Sunday, September 8, 2013

Second Year of Co-Teaching 6th Grade: What I Know Now

I realized last year that teaching on age sixth graders who are actually 10-11 years old is a lot different than the overage, emotionally disturbed and learning disabled students I was accustomed to. My seventh and eighth grade self-contained students ranged from 13-16 years old on average.  What a major difference!

Sixth graders are very needy. While seventh graders are the babies who are part grown, sixth graders are simply the babies of middle school.  They need and want adults to tell them what to do and how to do everything, including how to sit in a chair during class and when to sharpen their pencils.  That was new for me.

This year in addition to respecting self, teachers, peers and environment in sixth grade ELA, students will do the following:

students will talk only with permission. While productive chatter doesn't bother me, I learned sixth graders cannot handle talking in class.  Productive chatter quickly and easily turns to ridiculously silly chaos.  I was able to allow my self-contained students to talk quietly, partly because I had to also choose my battles and thankfully they were able to quiet down when necessary. However there are no battles in comparison in my current teaching situation, so talking out of turn will not be tolerated. 

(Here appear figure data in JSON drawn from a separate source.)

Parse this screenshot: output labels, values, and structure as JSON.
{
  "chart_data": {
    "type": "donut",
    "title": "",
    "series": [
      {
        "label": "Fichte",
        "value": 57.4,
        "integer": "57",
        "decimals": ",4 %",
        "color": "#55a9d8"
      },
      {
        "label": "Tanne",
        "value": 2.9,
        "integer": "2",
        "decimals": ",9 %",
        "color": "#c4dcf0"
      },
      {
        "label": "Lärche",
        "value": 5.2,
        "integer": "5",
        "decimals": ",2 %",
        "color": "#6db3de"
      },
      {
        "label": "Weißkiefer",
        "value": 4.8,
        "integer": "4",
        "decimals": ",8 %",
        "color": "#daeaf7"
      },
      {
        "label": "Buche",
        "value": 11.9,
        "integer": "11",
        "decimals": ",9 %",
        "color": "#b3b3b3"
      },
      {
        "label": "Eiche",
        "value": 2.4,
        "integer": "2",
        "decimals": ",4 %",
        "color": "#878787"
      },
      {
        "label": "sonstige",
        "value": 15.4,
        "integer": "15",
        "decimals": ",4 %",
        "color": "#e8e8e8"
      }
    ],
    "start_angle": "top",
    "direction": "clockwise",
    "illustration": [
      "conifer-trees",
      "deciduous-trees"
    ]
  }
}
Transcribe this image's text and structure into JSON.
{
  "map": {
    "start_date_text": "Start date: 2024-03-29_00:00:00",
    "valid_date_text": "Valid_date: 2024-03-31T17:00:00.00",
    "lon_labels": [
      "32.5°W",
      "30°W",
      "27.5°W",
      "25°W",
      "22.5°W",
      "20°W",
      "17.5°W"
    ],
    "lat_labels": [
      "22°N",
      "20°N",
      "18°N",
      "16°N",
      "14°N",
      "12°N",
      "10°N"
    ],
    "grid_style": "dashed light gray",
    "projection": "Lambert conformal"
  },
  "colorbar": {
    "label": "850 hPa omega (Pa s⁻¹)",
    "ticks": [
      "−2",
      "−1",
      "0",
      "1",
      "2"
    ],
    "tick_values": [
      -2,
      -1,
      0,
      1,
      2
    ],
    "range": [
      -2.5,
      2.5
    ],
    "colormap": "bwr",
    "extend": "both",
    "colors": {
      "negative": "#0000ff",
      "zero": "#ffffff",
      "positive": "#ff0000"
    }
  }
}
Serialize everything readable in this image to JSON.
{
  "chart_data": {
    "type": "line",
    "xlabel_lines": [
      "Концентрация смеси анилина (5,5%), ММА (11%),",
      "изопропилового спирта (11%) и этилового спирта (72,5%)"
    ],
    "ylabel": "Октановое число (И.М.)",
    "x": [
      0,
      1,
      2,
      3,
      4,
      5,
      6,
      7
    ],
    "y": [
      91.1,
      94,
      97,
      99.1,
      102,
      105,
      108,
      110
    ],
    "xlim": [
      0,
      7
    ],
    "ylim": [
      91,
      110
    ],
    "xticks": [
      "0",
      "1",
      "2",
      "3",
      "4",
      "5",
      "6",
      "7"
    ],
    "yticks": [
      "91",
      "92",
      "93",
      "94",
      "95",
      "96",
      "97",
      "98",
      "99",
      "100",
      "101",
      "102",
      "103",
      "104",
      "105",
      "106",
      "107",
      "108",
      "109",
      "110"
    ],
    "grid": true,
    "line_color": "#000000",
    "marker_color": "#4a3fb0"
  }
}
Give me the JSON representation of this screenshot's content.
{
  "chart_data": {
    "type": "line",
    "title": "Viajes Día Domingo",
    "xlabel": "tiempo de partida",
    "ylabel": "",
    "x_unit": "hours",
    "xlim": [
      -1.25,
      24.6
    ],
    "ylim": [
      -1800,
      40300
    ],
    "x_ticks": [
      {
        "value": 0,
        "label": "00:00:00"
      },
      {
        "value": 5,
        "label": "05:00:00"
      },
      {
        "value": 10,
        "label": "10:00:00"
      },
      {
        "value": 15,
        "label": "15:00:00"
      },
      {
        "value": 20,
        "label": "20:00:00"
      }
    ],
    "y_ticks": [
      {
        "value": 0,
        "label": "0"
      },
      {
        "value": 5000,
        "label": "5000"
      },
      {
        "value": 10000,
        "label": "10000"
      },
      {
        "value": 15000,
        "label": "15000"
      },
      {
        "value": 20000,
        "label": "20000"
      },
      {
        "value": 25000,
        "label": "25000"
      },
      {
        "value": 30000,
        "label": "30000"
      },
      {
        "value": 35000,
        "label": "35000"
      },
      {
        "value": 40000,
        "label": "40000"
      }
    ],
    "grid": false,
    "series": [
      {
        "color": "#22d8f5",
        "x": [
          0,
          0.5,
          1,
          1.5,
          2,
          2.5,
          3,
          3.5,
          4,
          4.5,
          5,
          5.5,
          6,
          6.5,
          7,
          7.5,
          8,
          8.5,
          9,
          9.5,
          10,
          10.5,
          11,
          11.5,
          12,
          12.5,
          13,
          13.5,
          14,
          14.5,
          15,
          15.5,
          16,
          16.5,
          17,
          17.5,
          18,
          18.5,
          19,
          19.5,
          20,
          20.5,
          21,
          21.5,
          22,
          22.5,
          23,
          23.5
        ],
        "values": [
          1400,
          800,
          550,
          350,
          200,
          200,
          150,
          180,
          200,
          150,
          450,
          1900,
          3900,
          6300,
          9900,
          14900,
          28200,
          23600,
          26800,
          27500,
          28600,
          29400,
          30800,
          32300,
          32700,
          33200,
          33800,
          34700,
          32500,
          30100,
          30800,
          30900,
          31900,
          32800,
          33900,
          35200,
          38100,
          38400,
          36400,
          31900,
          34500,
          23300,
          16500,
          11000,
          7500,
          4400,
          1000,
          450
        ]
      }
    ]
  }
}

students will stay in their seat.  While I notice just about everything, a student getting up without permission was never cause  for me to reprimand or really call attention to. However, that has changed.  In a class of 30 sixth graders, or really any middle school grade for that matter, it is necessary for students to keep their seats in order to maintain just that: order. 

students will not chew, eat food candy or drink anything but water.  While I didn't encourage gum chewing in my past classes, it wasn't a battle I chose to combat. Sixth graders, on the other hand, will put gum everywhere even if its not allowed.  I may just hold a basket at the door this year. 

Consistency with all students regardless of grade is key. It's how students learn what is expected and tolerated. I live for new beginnings. The beginning of a school year is the perfect chance to think through and visualize every aspect of my classroom and create routines and procedures to make them happen. 

This year will be better than the last, and hopefully will include less sixth grade tantrums. The tears, the hiding, the sitting on the floor, all of the tantrum-type behavior was new for me last year. Nonetheless, I love teaching sixth grade, and the second year doing so in my eighth year of teaching must be a charm.